The startup issues partner employees access to short and long-term loans, investment opportunities, and insurance products. Unlike other micro lenders who rely on credit reference bureaus to make lending decisions, it only lends to employees and contractors (gig workers) of companies they have on-boarded on their platform, lowering the risk of defaults, and ensuring that borrowers access funds that they can pay back.
The startup has so far on-boarded 75 companies in Kenya, giving it access to over 40,000 workers, out of which it’s been able to serve 15%.
“We integrate to their payment or payroll system allowing their workforce to download the Power app.

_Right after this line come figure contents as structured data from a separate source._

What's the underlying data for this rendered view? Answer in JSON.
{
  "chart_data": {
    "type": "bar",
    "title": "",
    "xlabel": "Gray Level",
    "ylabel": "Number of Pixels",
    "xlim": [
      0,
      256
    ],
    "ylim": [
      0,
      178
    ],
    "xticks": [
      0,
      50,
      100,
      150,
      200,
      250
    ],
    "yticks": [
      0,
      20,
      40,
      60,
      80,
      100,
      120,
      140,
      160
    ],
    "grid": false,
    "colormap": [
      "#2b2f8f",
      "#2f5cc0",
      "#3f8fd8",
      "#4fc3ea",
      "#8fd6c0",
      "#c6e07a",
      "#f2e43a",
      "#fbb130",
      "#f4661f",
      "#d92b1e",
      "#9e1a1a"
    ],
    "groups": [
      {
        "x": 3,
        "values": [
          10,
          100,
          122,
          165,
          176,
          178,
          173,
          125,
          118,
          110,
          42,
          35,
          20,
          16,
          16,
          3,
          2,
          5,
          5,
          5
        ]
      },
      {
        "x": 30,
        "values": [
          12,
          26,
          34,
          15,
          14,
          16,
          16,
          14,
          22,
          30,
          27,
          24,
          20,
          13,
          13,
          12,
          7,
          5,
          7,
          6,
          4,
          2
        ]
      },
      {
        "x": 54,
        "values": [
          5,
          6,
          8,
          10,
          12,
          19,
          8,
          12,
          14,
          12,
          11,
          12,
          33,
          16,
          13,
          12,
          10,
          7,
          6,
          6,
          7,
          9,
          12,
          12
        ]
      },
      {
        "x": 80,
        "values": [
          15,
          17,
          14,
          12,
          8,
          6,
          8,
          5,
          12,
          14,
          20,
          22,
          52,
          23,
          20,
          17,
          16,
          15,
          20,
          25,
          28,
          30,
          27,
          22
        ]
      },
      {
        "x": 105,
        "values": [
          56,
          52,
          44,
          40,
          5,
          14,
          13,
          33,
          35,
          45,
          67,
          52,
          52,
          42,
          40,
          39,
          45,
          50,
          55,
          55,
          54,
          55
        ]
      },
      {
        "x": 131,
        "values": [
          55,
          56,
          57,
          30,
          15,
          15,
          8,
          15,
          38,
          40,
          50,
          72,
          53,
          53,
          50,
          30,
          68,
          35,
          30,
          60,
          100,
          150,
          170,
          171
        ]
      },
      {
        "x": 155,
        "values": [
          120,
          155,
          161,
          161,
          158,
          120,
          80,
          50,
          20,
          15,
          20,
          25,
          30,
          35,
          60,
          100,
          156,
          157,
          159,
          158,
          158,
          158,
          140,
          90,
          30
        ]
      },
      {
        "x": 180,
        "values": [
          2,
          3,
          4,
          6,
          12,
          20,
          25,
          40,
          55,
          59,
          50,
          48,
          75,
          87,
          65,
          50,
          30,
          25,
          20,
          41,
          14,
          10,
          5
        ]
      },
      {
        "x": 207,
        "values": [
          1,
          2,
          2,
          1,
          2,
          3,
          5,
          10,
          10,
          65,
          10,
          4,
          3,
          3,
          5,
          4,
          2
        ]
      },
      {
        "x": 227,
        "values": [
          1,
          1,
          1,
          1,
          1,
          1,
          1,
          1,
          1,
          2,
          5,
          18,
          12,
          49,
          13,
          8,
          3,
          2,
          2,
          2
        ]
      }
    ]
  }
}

We then conduct digital identity checks, and open up our four key services to them,” said Dempsey, who co-founded Power with Chandra Singh in 2020.

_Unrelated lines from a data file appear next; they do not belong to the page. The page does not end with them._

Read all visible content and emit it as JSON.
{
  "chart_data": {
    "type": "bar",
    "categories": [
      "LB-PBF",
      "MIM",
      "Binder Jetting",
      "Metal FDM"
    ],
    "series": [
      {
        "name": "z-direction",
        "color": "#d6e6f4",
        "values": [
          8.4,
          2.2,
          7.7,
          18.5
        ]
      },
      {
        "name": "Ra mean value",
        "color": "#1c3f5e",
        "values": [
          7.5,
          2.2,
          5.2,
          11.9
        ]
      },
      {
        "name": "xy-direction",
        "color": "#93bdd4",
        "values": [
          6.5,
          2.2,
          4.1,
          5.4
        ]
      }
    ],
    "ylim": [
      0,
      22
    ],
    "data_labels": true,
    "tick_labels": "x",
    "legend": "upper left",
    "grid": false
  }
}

“Once we connect into a company, we already know how much the individuals are earning, how long they’ve worked there. We know whether they’re full-time, part-time contractors, or gig workers. We connect into the credit bureau real time to pull information on other facilities they might have in the market. And we use all that information to then provide a unique amount, interest rate and loan tenure for workers,” he said.
Power gives employees the ability to access a percent of their earnings in advance, and long-term loans on its balance sheet, based on their earnings, for 2-3% interest a month. Its platform also allows HR to access, approve or reject employee loan requests.
Individuals are also able to purchase various insurance products, and make repayments over an extended period, which attracts the same interest, giving them access to packages by partner companies that require lump-sum payments.
Besides, those signing up for the investment service are introduced to money-market and pension funds, to which a pre-determined amount from their salaries is invested.
“Basically, it is a deduction at source meaning that everything that we offer to the workers gets deducted from their earnings before it hits their current account,” he said.
The company has so far disbursed over $1.5 million in loans since launch. It plans to reach 250 companies in Kenya.
Power has also expanded to Zambia, where it plans to be a technology partner instead of an active lender, and has signed a deal with a southern African bank to kick-start its latest strategy.
“In southern Africa, we have a bank partnership in Zambia, Malawi, Mozambique, Botswana, and Zimbabwe. We’re starting in Zambia. And what we are trying to look for in our partners is a typical bank that is banking a lot of companies, corporates or SMEs but not really banking a lot of retail consumers but have strategic intent to expand their offering and grow their loan book and deposit-based savings,” he said.
He says they plan to continue partnering with banks leveraging the technology to allow them offer a new range of services to workers, and completely disrupt the market. Power is also eyeing expansion to at least 10 markets in Africa over the next three years.